Une vive tension communautaire est observée dans le territoire de Mweka, dans la province du Kasaï, à la suite de la diffusion sur les réseaux sociaux d’une vidéo montrant de jeunes individus se réclamant de la communauté Kete. Dans cette séquence, ils annoncent ouvertement leur intention de s’attaquer à la communauté Kuba, invoquant des frustrations liées à ce qu’ils qualifient de marginalisation et de discriminations persistantes.

Selon les déclarations contenues dans la vidéo, ces jeunes dénoncent leur exclusion des cercles de prise de décision au niveau local et provincial.

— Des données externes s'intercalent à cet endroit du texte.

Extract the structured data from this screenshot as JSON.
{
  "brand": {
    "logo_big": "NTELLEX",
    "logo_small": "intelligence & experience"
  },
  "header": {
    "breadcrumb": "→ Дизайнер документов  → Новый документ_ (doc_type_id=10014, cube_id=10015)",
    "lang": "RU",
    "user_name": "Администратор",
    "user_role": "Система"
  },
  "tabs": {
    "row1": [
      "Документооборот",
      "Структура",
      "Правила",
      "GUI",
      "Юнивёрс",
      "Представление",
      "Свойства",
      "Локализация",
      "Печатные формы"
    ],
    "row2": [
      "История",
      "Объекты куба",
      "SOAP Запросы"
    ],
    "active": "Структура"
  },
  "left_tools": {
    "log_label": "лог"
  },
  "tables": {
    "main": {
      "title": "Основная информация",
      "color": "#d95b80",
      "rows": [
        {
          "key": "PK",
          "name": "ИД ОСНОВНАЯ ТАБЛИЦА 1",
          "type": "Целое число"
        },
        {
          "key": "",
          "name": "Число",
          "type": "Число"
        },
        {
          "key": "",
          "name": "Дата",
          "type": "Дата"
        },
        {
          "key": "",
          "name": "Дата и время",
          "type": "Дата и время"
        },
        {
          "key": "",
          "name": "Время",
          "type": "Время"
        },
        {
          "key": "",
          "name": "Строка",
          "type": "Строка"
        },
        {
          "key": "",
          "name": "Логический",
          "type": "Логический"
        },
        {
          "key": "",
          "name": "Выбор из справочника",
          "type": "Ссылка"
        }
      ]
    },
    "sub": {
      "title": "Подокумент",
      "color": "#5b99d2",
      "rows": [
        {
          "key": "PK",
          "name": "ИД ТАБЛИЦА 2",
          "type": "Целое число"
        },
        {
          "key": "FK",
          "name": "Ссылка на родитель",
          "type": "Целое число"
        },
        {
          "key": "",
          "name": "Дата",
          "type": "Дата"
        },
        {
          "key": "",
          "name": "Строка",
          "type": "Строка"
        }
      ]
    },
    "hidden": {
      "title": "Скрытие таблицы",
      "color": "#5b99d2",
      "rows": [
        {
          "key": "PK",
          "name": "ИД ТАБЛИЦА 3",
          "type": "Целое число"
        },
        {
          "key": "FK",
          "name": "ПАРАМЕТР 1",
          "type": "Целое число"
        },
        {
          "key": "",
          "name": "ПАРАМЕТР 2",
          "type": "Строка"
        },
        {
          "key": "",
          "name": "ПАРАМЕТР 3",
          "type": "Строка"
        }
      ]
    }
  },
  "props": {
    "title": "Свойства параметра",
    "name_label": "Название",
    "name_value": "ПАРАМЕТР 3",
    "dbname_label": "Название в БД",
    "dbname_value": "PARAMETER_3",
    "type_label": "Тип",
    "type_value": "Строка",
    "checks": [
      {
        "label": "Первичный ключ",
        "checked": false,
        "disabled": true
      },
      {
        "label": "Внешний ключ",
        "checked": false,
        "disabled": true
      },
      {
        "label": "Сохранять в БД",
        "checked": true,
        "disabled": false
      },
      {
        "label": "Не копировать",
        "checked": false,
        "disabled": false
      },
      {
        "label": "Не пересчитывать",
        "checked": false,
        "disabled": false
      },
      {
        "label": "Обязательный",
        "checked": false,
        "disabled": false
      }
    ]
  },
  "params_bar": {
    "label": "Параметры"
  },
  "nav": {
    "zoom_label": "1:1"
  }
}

Ils affirment que la communauté Kete ne serait pas représentée dans certaines institutions publiques clés, notamment dans le secteur de la santé. Ils évoquent également un déséquilibre dans la répartition des responsabilités politiques au niveau provincial, soulignant que les deux portefeuilles ministériels attribués au territoire de Mweka seraient détenus par les membres d’une même famille, à savoir le ministère de l’Agriculture et celui de la Santé.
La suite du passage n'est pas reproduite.